Waiting for evidence

An engineer dies in a car accident and finds himself in Heaven where he is greeted by the full host of angels and a heavenly chorus. “This is fabulous,” the engineer says to Saint Peter. “Do you greet all new arrivals this way?” “Oh, no!” St. Peter says. “This is all to welcome you--the longest living human since the days of Adam.” Confused, the engineer tells the venerable gatekeeper that he was only 35 years old at the time of his death. St. Peter looks through a huge stack of papers and several books resembling accounting ledgers. “Well, according to all of these hours on your time sheets,” St. Peter says, “We figured you were at least 169!”

Unlike lawyer and doctor jokes, engineer jokes are few and far between. This one is an often-told joke that both honors engineers for our long hours of work and skewers us for the sometimes incredible amount of work for which we bill our clients.

I recalled this silly tale today as I read the news account of the ongoing trial against the government regarding the influence of the Mississippi River-Gulf Outlet on Hurricane Katrina’s storm surge. According to the Associated Press, witness for plaintiffs Bob Bea said he had spent “about 10,000 hours studying the levee failures during Katrina.”

Ten thousand hours? Really?

Katrina struck on Monday, August 29, 2005, and the subject testimony was given Friday, April 24, 2009. That’s a span of 1,334 days. And 10,000 hours divided by 1, 334 days gives us an average of almost 7.5 hours per day. That’s every day—seven days as week, 52 weeks a year. If the plaintiff’s witness had dedicated his full and undivided attention to the subject—40 hours a week with no holidays—the total hours would add up to less than 7,700 hours. And even that’s a stretch.

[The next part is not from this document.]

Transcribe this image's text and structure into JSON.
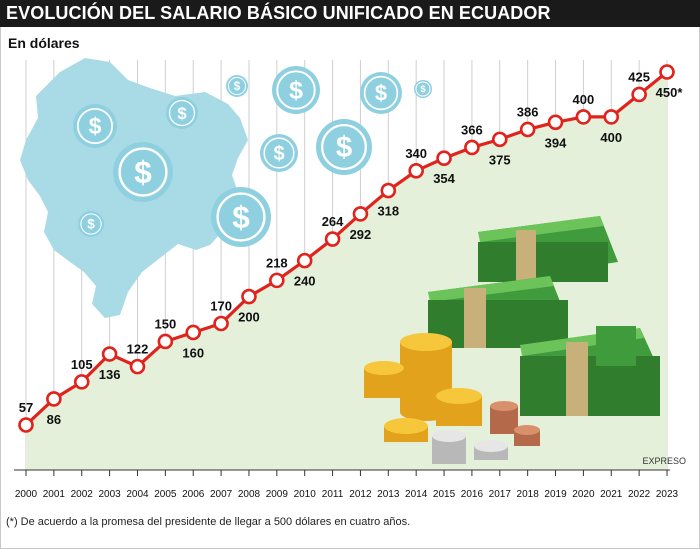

Not quite as ridiculous as the engineer in the joke, but still a tally that raises an eyebrow.

This same witness against the government compared levee building in Louisiana to the task of Sisyphus, the hopeless soul from Greek mythology. In this, California professor Bea joined a chorus of critics who have said rebuilding New Orleans would be a waste of money and effort. They say New Orleans is doomed and that nature will wash away our city no matter what we do.

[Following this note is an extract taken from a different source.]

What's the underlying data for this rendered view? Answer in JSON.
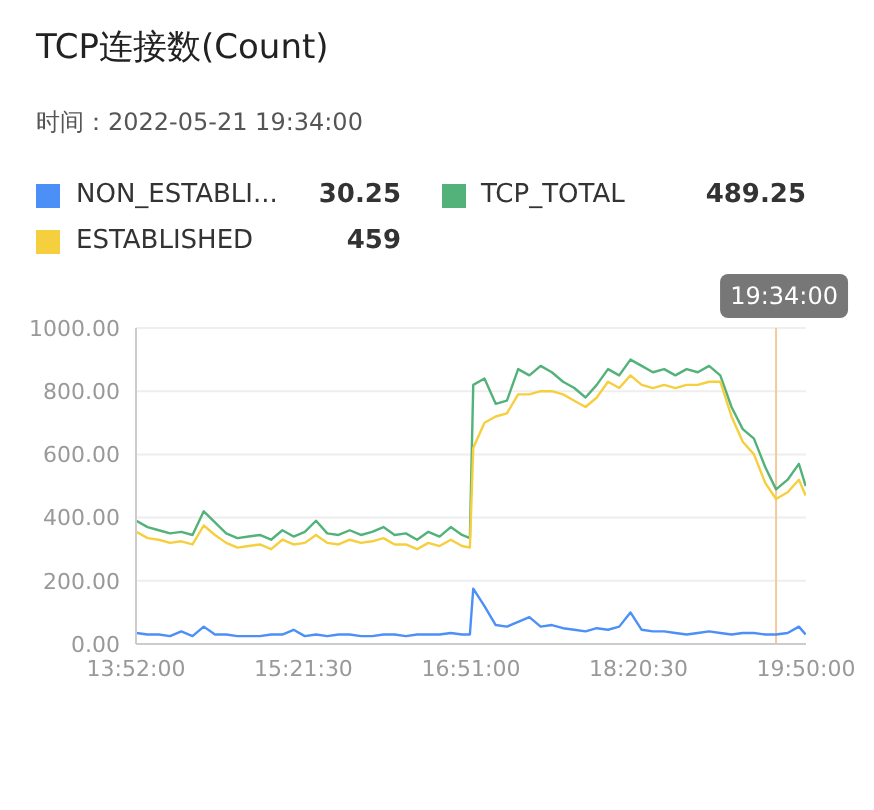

It's unfortunate that an engineer, a person supposedly dedicated to using science and technology for the public good, takes such a defeatist view of our city. New Orleans has been here almost 300 years and it seems fickle and cowardly to declare the battle lost now when the resources to protect and preserve the city are more abundant than ever before.

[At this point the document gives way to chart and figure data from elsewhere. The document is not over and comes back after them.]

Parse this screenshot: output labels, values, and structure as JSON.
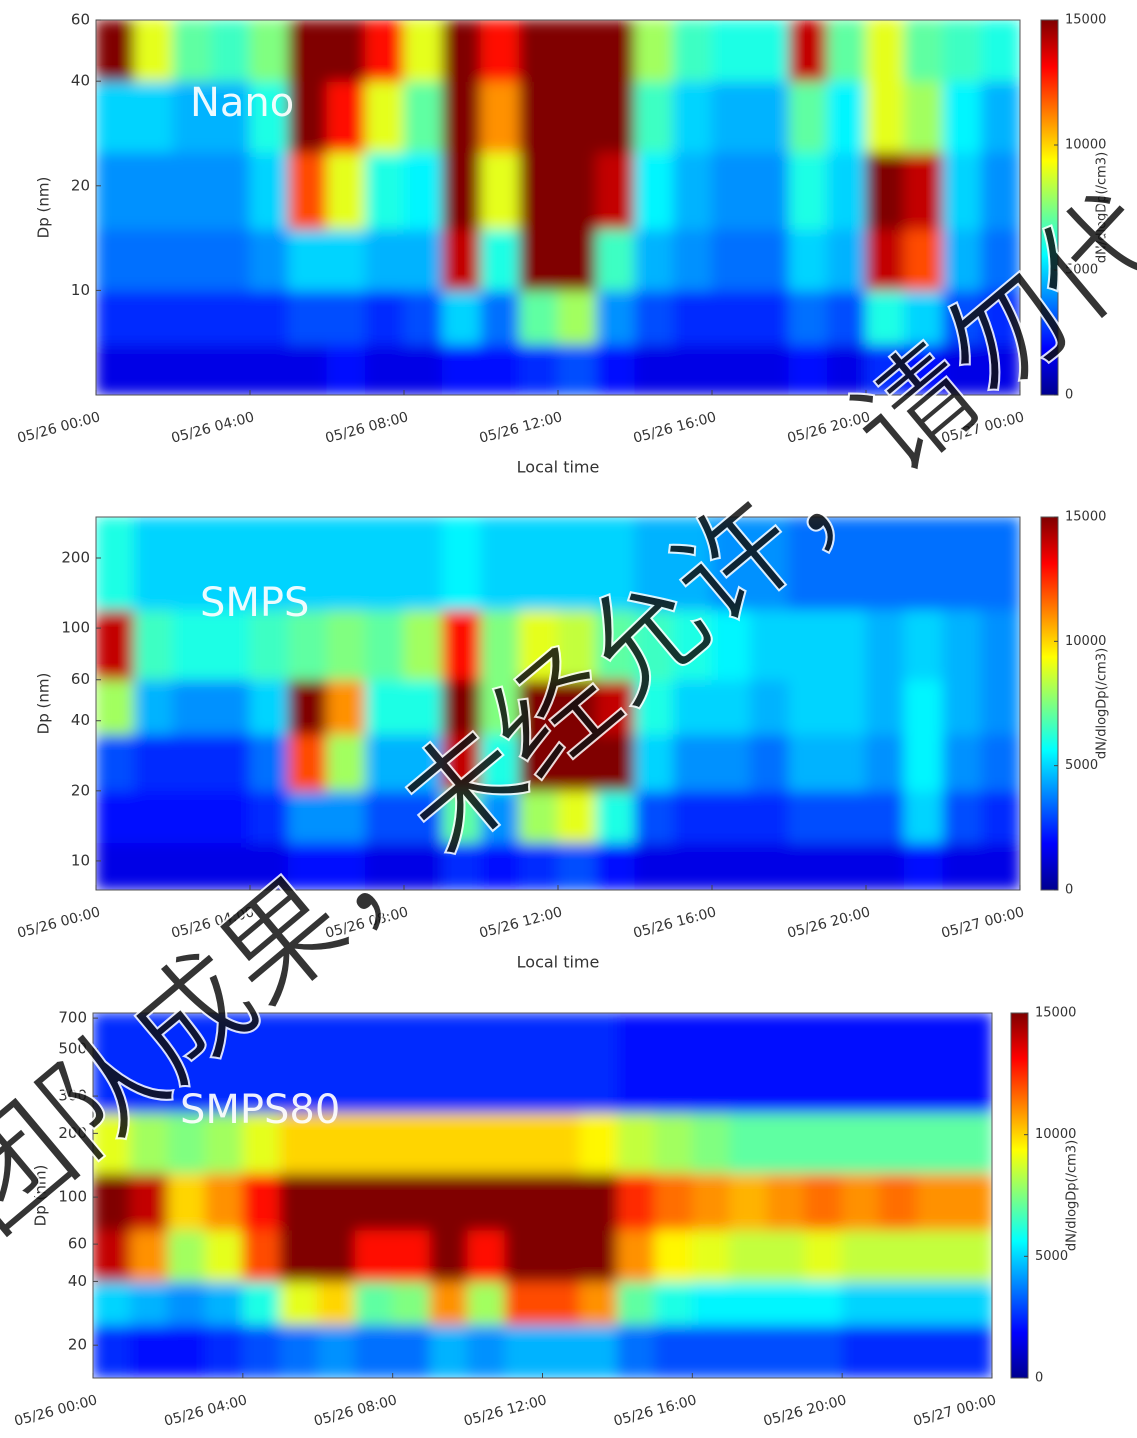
{
  "chart_data": [
    {
      "type": "heatmap",
      "label": "Nano",
      "xlabel": "Local time",
      "ylabel": "Dp (nm)",
      "colorbar_label": "dN/dlogDp(/cm3)",
      "colormap": "jet",
      "yscale": "log",
      "clim": [
        0,
        15000
      ],
      "cticks": [
        0,
        5000,
        10000,
        15000
      ],
      "xlim": [
        0,
        24
      ],
      "xticks": [
        {
          "value": 0,
          "label": "05/26 00:00"
        },
        {
          "value": 4,
          "label": "05/26 04:00"
        },
        {
          "value": 8,
          "label": "05/26 08:00"
        },
        {
          "value": 12,
          "label": "05/26 12:00"
        },
        {
          "value": 16,
          "label": "05/26 16:00"
        },
        {
          "value": 20,
          "label": "05/26 20:00"
        },
        {
          "value": 24,
          "label": "05/27 00:00"
        }
      ],
      "ylim": [
        5,
        60
      ],
      "yticks": [
        10,
        20,
        40,
        60
      ],
      "xbins": [
        0,
        1,
        2,
        3,
        4,
        5,
        6,
        7,
        8,
        9,
        10,
        11,
        12,
        13,
        14,
        15,
        16,
        17,
        18,
        19,
        20,
        21,
        22,
        23,
        24
      ],
      "ybins": [
        5,
        7,
        10,
        15,
        25,
        40,
        60
      ],
      "z": [
        [
          1500,
          1500,
          1500,
          1500,
          1500,
          1500,
          2000,
          1500,
          1500,
          2000,
          2000,
          2500,
          3000,
          2000,
          1500,
          1500,
          1500,
          1500,
          2000,
          1500,
          2500,
          2000,
          1500,
          1500
        ],
        [
          2500,
          2500,
          2500,
          2500,
          2500,
          3000,
          3000,
          2500,
          3000,
          5000,
          3500,
          7000,
          8000,
          4000,
          3000,
          2500,
          2500,
          2500,
          3500,
          3000,
          6000,
          5000,
          3000,
          2500
        ],
        [
          3500,
          3500,
          3500,
          3500,
          4000,
          5000,
          5000,
          4500,
          4500,
          14000,
          6000,
          15000,
          15000,
          6500,
          4500,
          4000,
          3500,
          3500,
          5000,
          4500,
          14000,
          12000,
          4500,
          3500
        ],
        [
          4000,
          4000,
          4000,
          4000,
          5000,
          12000,
          9000,
          6000,
          5500,
          15000,
          9000,
          15000,
          15000,
          14000,
          5500,
          4500,
          4000,
          4000,
          6000,
          5000,
          15000,
          14000,
          5000,
          4000
        ],
        [
          5000,
          5000,
          4500,
          4500,
          6000,
          15000,
          13000,
          9000,
          7000,
          15000,
          11000,
          15000,
          15000,
          15000,
          6500,
          5000,
          4500,
          4500,
          7000,
          5500,
          9000,
          8000,
          5500,
          4500
        ],
        [
          15000,
          9000,
          7000,
          6500,
          7500,
          15000,
          15000,
          13000,
          9000,
          15000,
          13000,
          15000,
          15000,
          15000,
          8000,
          6500,
          6000,
          6000,
          14000,
          7000,
          9000,
          7000,
          6500,
          6000
        ]
      ]
    },
    {
      "type": "heatmap",
      "label": "SMPS",
      "xlabel": "Local time",
      "ylabel": "Dp (nm)",
      "colorbar_label": "dN/dlogDp(/cm3)",
      "colormap": "jet",
      "yscale": "log",
      "clim": [
        0,
        15000
      ],
      "cticks": [
        0,
        5000,
        10000,
        15000
      ],
      "xlim": [
        0,
        24
      ],
      "xticks": [
        {
          "value": 0,
          "label": "05/26 00:00"
        },
        {
          "value": 4,
          "label": "05/26 04:00"
        },
        {
          "value": 8,
          "label": "05/26 08:00"
        },
        {
          "value": 12,
          "label": "05/26 12:00"
        },
        {
          "value": 16,
          "label": "05/26 16:00"
        },
        {
          "value": 20,
          "label": "05/26 20:00"
        },
        {
          "value": 24,
          "label": "05/27 00:00"
        }
      ],
      "ylim": [
        7.5,
        300
      ],
      "yticks": [
        10,
        20,
        40,
        60,
        100,
        200
      ],
      "xbins": [
        0,
        1,
        2,
        3,
        4,
        5,
        6,
        7,
        8,
        9,
        10,
        11,
        12,
        13,
        14,
        15,
        16,
        17,
        18,
        19,
        20,
        21,
        22,
        23,
        24
      ],
      "ybins": [
        7.5,
        12,
        20,
        35,
        60,
        120,
        300
      ],
      "z": [
        [
          1500,
          1500,
          1500,
          1500,
          1500,
          2000,
          2000,
          1500,
          1500,
          2500,
          2000,
          2500,
          3000,
          2000,
          1500,
          1500,
          1500,
          1500,
          1500,
          1500,
          1500,
          2000,
          1500,
          1500
        ],
        [
          2000,
          2000,
          2000,
          2000,
          2500,
          4000,
          4000,
          3000,
          3000,
          7000,
          4000,
          8000,
          9000,
          6000,
          3000,
          2500,
          2500,
          2500,
          3000,
          3000,
          3000,
          5000,
          3000,
          2500
        ],
        [
          3000,
          2500,
          2500,
          2500,
          3500,
          12000,
          8000,
          4500,
          4500,
          14000,
          6000,
          15000,
          15000,
          15000,
          5000,
          4000,
          4000,
          3500,
          4500,
          4500,
          4000,
          5500,
          4000,
          3500
        ],
        [
          8000,
          4500,
          4000,
          4000,
          5000,
          15000,
          11000,
          6000,
          6000,
          15000,
          7500,
          15000,
          15000,
          14000,
          6000,
          5000,
          5000,
          4500,
          5000,
          5000,
          4500,
          5500,
          4500,
          4000
        ],
        [
          14000,
          6500,
          6000,
          6000,
          6500,
          7000,
          7500,
          7000,
          8000,
          13000,
          7500,
          9000,
          8500,
          7000,
          6500,
          6000,
          5500,
          5000,
          5000,
          5000,
          4500,
          5000,
          4500,
          4000
        ],
        [
          6000,
          5000,
          5000,
          5000,
          5000,
          5000,
          5000,
          5000,
          5000,
          5500,
          5000,
          5000,
          5000,
          5000,
          4500,
          4500,
          4000,
          4000,
          3500,
          3500,
          3500,
          3500,
          3500,
          3500
        ]
      ]
    },
    {
      "type": "heatmap",
      "label": "SMPS80",
      "ylabel": "Dp (nm)",
      "colorbar_label": "dN/dlogDp(/cm3)",
      "colormap": "jet",
      "yscale": "log",
      "clim": [
        0,
        15000
      ],
      "cticks": [
        0,
        5000,
        10000,
        15000
      ],
      "xlim": [
        0,
        24
      ],
      "xticks": [
        {
          "value": 0,
          "label": "05/26 00:00"
        },
        {
          "value": 4,
          "label": "05/26 04:00"
        },
        {
          "value": 8,
          "label": "05/26 08:00"
        },
        {
          "value": 12,
          "label": "05/26 12:00"
        },
        {
          "value": 16,
          "label": "05/26 16:00"
        },
        {
          "value": 20,
          "label": "05/26 20:00"
        },
        {
          "value": 24,
          "label": "05/27 00:00"
        }
      ],
      "ylim": [
        14,
        740
      ],
      "yticks": [
        20,
        40,
        60,
        100,
        200,
        300,
        500,
        700
      ],
      "xbins": [
        0,
        1,
        2,
        3,
        4,
        5,
        6,
        7,
        8,
        9,
        10,
        11,
        12,
        13,
        14,
        15,
        16,
        17,
        18,
        19,
        20,
        21,
        22,
        23,
        24
      ],
      "ybins": [
        14,
        25,
        40,
        70,
        130,
        250,
        740
      ],
      "z": [
        [
          2500,
          2000,
          2000,
          2500,
          3000,
          3500,
          4000,
          3500,
          3500,
          4500,
          4000,
          4500,
          4500,
          4500,
          3500,
          3000,
          3000,
          3000,
          3000,
          3000,
          2500,
          2500,
          2500,
          2500
        ],
        [
          5000,
          4500,
          4000,
          4500,
          6000,
          9000,
          10000,
          7000,
          7500,
          11000,
          8000,
          12000,
          12000,
          11000,
          7000,
          6000,
          5500,
          5500,
          5500,
          5500,
          5000,
          5000,
          5000,
          5000
        ],
        [
          14000,
          11000,
          8000,
          9000,
          12000,
          15000,
          15000,
          13000,
          13000,
          15000,
          13000,
          15000,
          15000,
          15000,
          11000,
          9500,
          9000,
          8500,
          8500,
          9000,
          8500,
          8500,
          8500,
          8500
        ],
        [
          15000,
          14000,
          10000,
          11000,
          13000,
          15000,
          15000,
          15000,
          15000,
          15000,
          15000,
          15000,
          15000,
          15000,
          12500,
          11500,
          11000,
          10500,
          11000,
          11500,
          11000,
          11500,
          11000,
          11000
        ],
        [
          9000,
          8000,
          7500,
          8000,
          9000,
          10000,
          10000,
          10000,
          10000,
          10000,
          10000,
          10000,
          10000,
          9500,
          8500,
          8000,
          7500,
          7000,
          7000,
          7000,
          7000,
          7000,
          7000,
          7000
        ],
        [
          2500,
          2500,
          2500,
          2500,
          2500,
          2500,
          2500,
          2500,
          2500,
          2500,
          2500,
          2500,
          2500,
          2500,
          2000,
          2000,
          2000,
          2000,
          2000,
          2000,
          2000,
          2000,
          2000,
          2000
        ]
      ]
    }
  ],
  "watermark": "团队成果，未经允许，请勿代"
}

But I suppose his testimony is no worse than the testimony of litigant Norman Robinson. According to news reports, Mr. Robinson took the stand earlier in the trial to detail the pain and suffering he experienced following Katrina. Depression, alcoholism, anger and thoughts of suicide all took their toll on the television newsman.

It certainly must have been gripping testimony. I’m just not sure what any of it has to do with the alleged malfeasance and errors of engineering. Mr. Robinson is neither a scientist nor an engineer and it would appear all he had to offer was his sad story and dramatic telling of it. If plaintiffs are relying so heavily on emotional appeal, it betrays their lack of confidence in proving their case based on science and factual evidence.

Of course, all we have is news accounts, which we know leave most of what is going on in the courtroom untold. It just seems to me that if there was some compelling science, some “smoking gun” evidence, we’d be reading about that rather than the emotional state of plaintiffs and the incredible number of hours their witness spent working on the case.

Perhaps they do have scientific and factual evidence which they will reveal before the trial ends.

Or, perhaps the next witness will tell us the story of the lawyer and the engineer who meet on a fishing trip in the Caribbean. The lawyer tells the engineer, “I'm here because my house burned down. The insurance company paid off well enough for me to take this vacation.”

“That's quite a coincidence,” says the engineer. “I’m also using insurance money for this trip. Except in my case, my house was flooded.”

“Amazing,” says the lawyer. A few moments later, the lawyer says, “So tell me, how do you start a flood?”